The current proposal calls for a mix of synthetic turf and grass fields, with one synthetic turf field inside a new 400-meter track. This field would carry the majority of the high school sports load — field hockey, lacrosse, soccer, and football — to allow grass fields to recover or grow in.
“We came together for one purpose — to restore the track and deliver a useable field inside the track to the high school and its student athletes,” Mr. Wallis said in his statement. “We were never “turf” people, but came to an organic turf solution, in concert with the school committee, athletic department, and the superintendent’s office after consulting with experts, including experts in building and maintaining grass fields.”
Vineyarders for Grass Fields proposal, Mr. Wallis said, while currently short of necessary specifics, could be “a once-in-a-lifetime opportunity” for Vineyard children and the community. Given the cost of the proposal, it deserves the time to be fully vetted, he said.
Matt D’Andrea, superintendent of schools, and Richie Smith, assistant superintendent of schools, support MV@Play’s decision to postpone their application. In a statement sent to The Times, they said that the group continues to act for the betterment of the schools and the Island community, and their postponement with the MVC reflects that support.
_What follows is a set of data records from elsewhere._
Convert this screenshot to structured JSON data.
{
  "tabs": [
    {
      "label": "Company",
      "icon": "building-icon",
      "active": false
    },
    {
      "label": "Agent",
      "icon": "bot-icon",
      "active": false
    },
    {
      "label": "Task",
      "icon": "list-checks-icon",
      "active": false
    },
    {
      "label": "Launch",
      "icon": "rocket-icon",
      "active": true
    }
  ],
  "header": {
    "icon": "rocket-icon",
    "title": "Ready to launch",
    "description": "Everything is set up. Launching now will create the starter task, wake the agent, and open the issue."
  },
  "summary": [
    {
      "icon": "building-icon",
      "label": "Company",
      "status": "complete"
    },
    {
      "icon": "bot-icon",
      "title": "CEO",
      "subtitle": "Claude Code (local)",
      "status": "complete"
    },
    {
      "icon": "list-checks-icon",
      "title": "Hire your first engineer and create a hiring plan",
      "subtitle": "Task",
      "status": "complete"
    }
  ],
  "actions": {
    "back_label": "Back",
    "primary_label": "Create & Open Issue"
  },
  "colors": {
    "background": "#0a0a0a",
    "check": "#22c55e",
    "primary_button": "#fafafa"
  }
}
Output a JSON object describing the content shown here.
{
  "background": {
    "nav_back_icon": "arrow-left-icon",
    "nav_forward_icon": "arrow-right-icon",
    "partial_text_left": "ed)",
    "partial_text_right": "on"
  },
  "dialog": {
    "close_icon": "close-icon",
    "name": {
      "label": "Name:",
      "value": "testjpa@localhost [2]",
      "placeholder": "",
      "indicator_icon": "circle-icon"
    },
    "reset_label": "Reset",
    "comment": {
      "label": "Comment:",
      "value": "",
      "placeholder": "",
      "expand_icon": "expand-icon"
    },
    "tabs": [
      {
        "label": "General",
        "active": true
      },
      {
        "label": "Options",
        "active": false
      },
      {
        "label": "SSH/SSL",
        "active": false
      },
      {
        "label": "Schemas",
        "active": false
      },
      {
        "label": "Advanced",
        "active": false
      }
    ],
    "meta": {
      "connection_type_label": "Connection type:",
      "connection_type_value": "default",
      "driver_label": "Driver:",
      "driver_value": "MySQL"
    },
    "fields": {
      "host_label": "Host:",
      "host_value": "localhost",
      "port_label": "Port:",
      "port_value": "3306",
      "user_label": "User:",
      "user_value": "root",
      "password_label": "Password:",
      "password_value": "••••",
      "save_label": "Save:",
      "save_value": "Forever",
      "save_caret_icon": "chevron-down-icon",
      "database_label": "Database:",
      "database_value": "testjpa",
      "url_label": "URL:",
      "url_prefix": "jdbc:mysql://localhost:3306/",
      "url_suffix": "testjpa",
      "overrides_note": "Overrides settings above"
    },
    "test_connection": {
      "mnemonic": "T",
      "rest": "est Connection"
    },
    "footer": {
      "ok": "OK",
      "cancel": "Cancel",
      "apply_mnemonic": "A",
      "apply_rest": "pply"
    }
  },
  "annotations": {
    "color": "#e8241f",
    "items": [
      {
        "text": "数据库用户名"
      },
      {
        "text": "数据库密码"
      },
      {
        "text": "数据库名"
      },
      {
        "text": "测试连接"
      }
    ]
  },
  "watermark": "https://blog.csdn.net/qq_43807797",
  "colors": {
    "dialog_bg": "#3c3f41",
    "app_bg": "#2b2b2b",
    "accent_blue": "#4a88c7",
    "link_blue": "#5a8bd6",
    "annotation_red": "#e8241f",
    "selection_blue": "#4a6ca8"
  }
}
“They have been transparent about being open to suggestions to improve their proposal for the benefit of the Island’s youth,” Mr. D’Andrea and Mr. Smith said.
In February, the MVC reviewed the first phase of the proposed three-phase plan — replacing the playing surface of the track and field infield with artificial turf composed of 90 percent coconut and 10 percent cork, along with installing lights, 500 bleacher seats, and a four-foot chainlink fence around the venue.
Phases two and three, in the development stages, would refurbish other MVRHS playing fields, including the football field, with a new field of either artificial turf or natural grass.
In addition to postponing the MVC application, MV@Play will provide Vineyarders for Grass Fields the engineering specifications for the fields, representing “more than $100,000 in savings towards pursuing their goal,” Mr. Wallis said.
MV@Play said they will step aside to allow the Vineyarders for Grass Fields proposal to take shape and for the public review period to begin. They continue to believe, however, that the conditions of the athletic fields are “unacceptable,” where track and field athletes, along with their families and supporters, have to travel off-Island for every meet.
“The urgency here is real: a new track must be in place for the spring 2018 season,” Mr. Wallis said.
Updated May 3 at 2:15 pm to reflect a statement from the superintendent of Martha’s Vineyard Public Schools.